Y luego apunta: ” Especialistas han advertido que la falta de posicionamientos públicos debilita la exigencia de una coordinación efectiva entre autoridades, particularmente en contextos donde los protocolos de reacción y el uso del sistema de video vigilancia son cuestionados…”.
¿Por qué las “cúpulas” del sector privado no se pronuncian ante los hechos de violencia ya tan comunes en las calles de la zona metropolitana, principalmente? Por tres simples razones: 1. Por miedo, por temor; 2. Porque desconfían de la capacidad y efectividad de su gobierno, de las autoridades, para hacer frente a la inseguridad; y 3. Porque las dejaron mal acostumbradas en el sexenio pasado y en el actual no es diferente, porque si tenían que hablar era solamente para decir cosas que “endulzaran” los oídos en Casa Jalisco, donde siempre fueron bienvenidas las loas y las alabanzas, pero nunca las críticas. Y ahora el escenario no es diferente.
¿Por qué los empresarios callan y se resisten a “asumir una participación más activa en este tema” como se los demanda Lemus Navarro? Porque ante hechos de alto impacto ya tan comunes en avenidas y plazas comerciales concurridas de la metrópoli, el Gobierno del Estado y las autoridades municipales también callan, recurren al síndrome del avestruz y “esconden la cabeza” debajo de la tierra, mientras murmuran que “se matan entre ellos”, que las víctimas “no son empresarios” y se desatienden de estos hechos de sangre en los que, coincidentemente, el sistema de videovigilancia, el cuestionado “C5”, nunca funciona y, además, nunca hay detenidos, aunque en primera instancia cualquier asesinato o ejecución en un delito del fuero común.
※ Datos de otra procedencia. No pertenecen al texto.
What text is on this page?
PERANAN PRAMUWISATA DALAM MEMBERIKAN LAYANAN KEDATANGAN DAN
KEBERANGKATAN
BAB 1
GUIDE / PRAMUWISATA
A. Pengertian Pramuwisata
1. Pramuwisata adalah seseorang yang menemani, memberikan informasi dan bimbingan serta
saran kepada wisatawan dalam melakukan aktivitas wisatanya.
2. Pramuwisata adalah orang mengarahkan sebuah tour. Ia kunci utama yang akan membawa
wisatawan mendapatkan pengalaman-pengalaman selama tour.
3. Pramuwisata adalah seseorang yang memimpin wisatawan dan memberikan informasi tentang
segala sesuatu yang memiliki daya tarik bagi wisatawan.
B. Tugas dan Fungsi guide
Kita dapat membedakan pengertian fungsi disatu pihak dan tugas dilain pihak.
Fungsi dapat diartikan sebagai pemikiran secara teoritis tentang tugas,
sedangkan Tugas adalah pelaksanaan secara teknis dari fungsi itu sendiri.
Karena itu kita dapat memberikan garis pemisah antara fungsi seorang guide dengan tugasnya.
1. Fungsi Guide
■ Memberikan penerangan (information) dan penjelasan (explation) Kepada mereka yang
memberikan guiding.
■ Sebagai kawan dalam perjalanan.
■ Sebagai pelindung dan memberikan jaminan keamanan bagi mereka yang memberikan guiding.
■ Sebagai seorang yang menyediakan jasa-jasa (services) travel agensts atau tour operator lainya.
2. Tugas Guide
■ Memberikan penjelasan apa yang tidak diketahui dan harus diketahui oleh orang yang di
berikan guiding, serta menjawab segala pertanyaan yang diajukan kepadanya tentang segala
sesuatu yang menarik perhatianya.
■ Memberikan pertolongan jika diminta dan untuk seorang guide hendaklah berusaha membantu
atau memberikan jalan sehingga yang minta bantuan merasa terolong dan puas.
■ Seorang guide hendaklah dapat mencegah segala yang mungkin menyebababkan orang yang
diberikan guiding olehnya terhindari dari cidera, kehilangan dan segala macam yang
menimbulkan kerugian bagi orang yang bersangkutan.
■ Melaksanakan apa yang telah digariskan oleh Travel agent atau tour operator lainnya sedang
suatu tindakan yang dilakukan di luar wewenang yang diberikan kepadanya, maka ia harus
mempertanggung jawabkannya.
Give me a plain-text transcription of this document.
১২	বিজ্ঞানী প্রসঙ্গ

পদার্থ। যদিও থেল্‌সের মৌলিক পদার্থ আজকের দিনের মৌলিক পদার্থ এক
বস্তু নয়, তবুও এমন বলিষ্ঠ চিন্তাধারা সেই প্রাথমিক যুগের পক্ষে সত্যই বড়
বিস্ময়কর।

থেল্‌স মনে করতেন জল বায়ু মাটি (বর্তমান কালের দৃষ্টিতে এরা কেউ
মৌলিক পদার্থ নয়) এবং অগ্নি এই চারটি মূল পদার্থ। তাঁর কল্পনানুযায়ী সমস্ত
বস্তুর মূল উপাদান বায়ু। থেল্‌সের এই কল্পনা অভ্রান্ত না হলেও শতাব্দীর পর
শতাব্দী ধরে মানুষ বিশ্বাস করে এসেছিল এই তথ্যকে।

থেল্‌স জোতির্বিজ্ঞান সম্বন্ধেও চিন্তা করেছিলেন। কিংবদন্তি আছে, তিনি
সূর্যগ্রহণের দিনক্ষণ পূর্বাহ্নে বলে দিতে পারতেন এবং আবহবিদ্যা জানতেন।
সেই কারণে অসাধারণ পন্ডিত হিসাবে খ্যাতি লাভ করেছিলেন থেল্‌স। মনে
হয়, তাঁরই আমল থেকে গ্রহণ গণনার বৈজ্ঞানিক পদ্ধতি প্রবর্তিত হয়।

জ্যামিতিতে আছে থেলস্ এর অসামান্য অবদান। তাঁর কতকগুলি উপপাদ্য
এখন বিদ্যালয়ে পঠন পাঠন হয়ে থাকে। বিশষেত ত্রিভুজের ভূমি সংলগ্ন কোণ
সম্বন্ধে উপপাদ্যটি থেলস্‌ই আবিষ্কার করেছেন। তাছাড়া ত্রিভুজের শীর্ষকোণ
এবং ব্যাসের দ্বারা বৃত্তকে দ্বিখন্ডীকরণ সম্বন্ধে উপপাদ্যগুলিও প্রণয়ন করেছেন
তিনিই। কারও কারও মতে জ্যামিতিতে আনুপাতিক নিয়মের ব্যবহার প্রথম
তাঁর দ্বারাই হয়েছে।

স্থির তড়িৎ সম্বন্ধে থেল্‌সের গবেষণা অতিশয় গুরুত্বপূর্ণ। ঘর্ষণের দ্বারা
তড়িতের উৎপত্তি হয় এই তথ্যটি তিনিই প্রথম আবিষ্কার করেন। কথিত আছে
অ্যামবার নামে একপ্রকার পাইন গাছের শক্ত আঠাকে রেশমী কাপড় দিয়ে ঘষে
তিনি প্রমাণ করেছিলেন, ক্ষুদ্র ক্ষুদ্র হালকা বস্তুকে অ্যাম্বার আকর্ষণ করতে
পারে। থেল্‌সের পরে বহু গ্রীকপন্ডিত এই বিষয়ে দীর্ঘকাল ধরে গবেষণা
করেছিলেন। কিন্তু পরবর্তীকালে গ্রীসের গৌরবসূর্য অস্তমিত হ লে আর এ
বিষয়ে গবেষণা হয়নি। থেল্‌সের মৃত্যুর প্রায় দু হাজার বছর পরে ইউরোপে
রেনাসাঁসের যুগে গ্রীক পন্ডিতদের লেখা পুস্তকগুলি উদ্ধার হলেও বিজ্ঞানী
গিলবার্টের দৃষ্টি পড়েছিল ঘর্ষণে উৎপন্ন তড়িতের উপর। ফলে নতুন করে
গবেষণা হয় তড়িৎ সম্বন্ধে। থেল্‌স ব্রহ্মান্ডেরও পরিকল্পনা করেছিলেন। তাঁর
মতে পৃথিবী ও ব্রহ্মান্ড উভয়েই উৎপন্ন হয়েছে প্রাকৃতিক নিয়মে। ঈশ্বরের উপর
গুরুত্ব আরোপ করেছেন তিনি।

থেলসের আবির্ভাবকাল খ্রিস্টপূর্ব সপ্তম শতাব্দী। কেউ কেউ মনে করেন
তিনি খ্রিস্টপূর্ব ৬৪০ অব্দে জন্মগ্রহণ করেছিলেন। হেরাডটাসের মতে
¿Qué ha sucedido, qué han informado las autoridades estatales, sobre el asesinato de tres empresarios tequileros ocurridos en los últimos tres años? El de Fernando Rubio Cuéllar, propietario de la destilería Rubio, sucedido el 22 de septiembre de 2022, en la carretera a Nogales, rumbo a Nayarit. El de Carlos Enrique Newton Frausto, sucedido el 28 de junio de 2024 en el estacionamiento de una plaza comercial en la zona financiera de Guadalajara, Y el de José Adrián Corona Radillo, presidente del Grupo Corona, ocurrido el 27 de diciembre de 2025, en el municipio de Atenguillo.
¿Por qué los empresarios callan? Porque alguna vez el Gobernador del Estado reconoció públicamente que la Fiscalía del Estado estaba “infiltrada” por el crimen organizado y jamás informó, ni el actual ha informado, que se realizó exitosamente ya una “limpia”.
Así de sencillo: Las “cúpulas” empresariales no tienen una participación más activa en el tema de la inseguridad, como se los reclama Jesús Pablo Lemus, porque el miedo y la desconfianza en las autoridades provoca silencio. Nada más por eso.